AI-Assisted Development

This entire setup was built with assistance from Claude Code. Every configuration file, troubleshooting session, and architectural decision involved Claude. I don’t know how to do many of these things by heart or at all and this whole adventure would have taken a couple weeks at least.

Claude did all the heavy lifting on favorites such as interpreting errors, handling mismatches in networking and writing documentation and configs. I provided context, made final decisions, and occasionally overruled suggestions with my personal preference or (rarely) where I knew Claude was wrong. This gives me a fully setup that is both working for me and teaching me about its workings. AKA I am learning about how this works while it works in my own living room.

Key Takeaways

Network topology matters. NATs (yes, multiple), forwarding ports, proxying DNS, etc. Crouching over LAN cables in your underwear on a freezing night. I have a lot to learn.

Dynamic DNS is a fact of life I’m sure ISPs change IP addresses just to mess with you. Automated DDNS definitely saved me a couple times.

It’s loog! It’s loog! It’s better than bad - it’s good! It’s good to have everything dilligently logging its every step. Even better when you have AI read the logs for you.

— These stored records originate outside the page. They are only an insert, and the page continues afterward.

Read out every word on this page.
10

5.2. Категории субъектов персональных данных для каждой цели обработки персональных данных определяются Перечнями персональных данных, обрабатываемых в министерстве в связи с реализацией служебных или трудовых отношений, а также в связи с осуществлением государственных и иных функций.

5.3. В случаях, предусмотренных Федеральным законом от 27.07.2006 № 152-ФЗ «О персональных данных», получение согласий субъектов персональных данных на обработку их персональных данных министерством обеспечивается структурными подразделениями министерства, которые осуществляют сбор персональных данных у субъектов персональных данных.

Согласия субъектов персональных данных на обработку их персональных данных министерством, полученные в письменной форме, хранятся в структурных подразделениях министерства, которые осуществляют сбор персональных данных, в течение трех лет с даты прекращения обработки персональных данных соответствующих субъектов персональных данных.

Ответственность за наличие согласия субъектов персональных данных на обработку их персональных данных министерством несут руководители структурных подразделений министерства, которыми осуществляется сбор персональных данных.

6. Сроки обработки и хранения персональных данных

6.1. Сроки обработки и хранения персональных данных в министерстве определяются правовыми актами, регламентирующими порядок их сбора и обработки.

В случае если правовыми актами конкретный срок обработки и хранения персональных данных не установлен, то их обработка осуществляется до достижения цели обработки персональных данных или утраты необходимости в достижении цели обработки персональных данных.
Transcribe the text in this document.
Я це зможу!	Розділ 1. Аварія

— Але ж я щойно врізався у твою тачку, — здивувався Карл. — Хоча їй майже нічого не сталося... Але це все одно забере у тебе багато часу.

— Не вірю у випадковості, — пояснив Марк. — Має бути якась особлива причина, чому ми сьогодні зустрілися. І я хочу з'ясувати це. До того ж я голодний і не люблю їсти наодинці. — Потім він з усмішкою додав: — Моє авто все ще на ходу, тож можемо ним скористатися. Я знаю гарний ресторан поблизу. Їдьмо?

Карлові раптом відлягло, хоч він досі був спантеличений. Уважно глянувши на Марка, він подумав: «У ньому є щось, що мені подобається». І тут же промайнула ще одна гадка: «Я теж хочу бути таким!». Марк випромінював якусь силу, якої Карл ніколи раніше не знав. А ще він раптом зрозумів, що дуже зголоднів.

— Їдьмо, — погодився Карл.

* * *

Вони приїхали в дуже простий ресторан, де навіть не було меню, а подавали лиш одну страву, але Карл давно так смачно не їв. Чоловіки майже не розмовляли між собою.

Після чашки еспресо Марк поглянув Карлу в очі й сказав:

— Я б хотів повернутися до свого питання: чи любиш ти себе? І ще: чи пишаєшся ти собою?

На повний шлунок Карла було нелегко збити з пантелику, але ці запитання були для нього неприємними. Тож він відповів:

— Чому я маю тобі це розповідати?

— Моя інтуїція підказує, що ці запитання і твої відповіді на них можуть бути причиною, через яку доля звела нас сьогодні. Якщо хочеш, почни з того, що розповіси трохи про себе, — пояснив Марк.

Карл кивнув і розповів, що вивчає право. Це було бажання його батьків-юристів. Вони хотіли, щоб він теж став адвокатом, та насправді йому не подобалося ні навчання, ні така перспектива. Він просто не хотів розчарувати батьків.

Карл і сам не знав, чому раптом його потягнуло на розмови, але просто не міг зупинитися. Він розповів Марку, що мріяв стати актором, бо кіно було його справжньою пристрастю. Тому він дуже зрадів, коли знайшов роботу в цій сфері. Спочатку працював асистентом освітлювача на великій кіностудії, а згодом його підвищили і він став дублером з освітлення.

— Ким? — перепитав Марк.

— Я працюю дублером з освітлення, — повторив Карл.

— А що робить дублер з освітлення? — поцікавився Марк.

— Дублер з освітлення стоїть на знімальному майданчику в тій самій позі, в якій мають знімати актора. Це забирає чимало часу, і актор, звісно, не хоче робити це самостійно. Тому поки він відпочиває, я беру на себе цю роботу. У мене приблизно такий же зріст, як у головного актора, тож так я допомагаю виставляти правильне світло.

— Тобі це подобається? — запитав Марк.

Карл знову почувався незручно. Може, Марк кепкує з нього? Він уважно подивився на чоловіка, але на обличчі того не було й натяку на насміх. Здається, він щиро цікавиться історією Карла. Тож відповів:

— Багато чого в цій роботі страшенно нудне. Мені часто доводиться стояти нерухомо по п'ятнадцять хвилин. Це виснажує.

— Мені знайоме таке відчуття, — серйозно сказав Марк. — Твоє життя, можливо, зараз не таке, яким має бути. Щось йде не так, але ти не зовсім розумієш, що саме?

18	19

Container orchestration simplifies management. Claude Code says: “Docker Compose provides clear service definitions, easy updates, and straightforward rollbacks.” I know absolutely nothing about that but I’ll learn in time.

VPN access solves edge cases. Tailscale addresses the NAT loopback issue and the “I’m not home right now” issue. It also simplifies network architecture. Wireguard on its own eliminates the need of a 3rd party service so it’s on the table.

Let’s Crunch The Numbers

I didn’t do this to save money. I did it as a testament to my love for technology and upcycling redundant machines. But it actually saves money:

Annual Costs:

  • Domain registration: ~€2.50/year
  • Electricity: ~€5/month (€60/year)
  • Hardware: €50 one-time (amortized over 5 years: €10/year)
  • Total: ~€72.50/year

Equivalent Services:

  • Google Photos: €10/month
  • GitHub Pro: €4/month
  • Static site hosting: €5-20/month
  • Total: ~€228-408/year

The financial case is especially strong when you include the lessened time investment with AI assistance. Learning new skills to me is worth a lot of money especially when I start getting paid for it.

So What Now?

The homelab runs continuously. Services remain accessible anywhere. SSL certificates renew automatically. Backups execute daily. IP address changes propagate to DNS without intervention. Deployments trigger on git push for this blog (read the article on it to learn more). It’s cheaper than the sum of its parts. It’s a lot more complicated than clicking “buy” and drag and dropping files around but to become a gandalf-level nerd you gotta walk a certain path and I feel I’m going in the right direction.

itaintmuchbutitshonestwork.jpg

Also the server is called lucien after the librarian of the dream world from The Sandman (graphic novel, not the slop show). If you really got this far, thanks <3.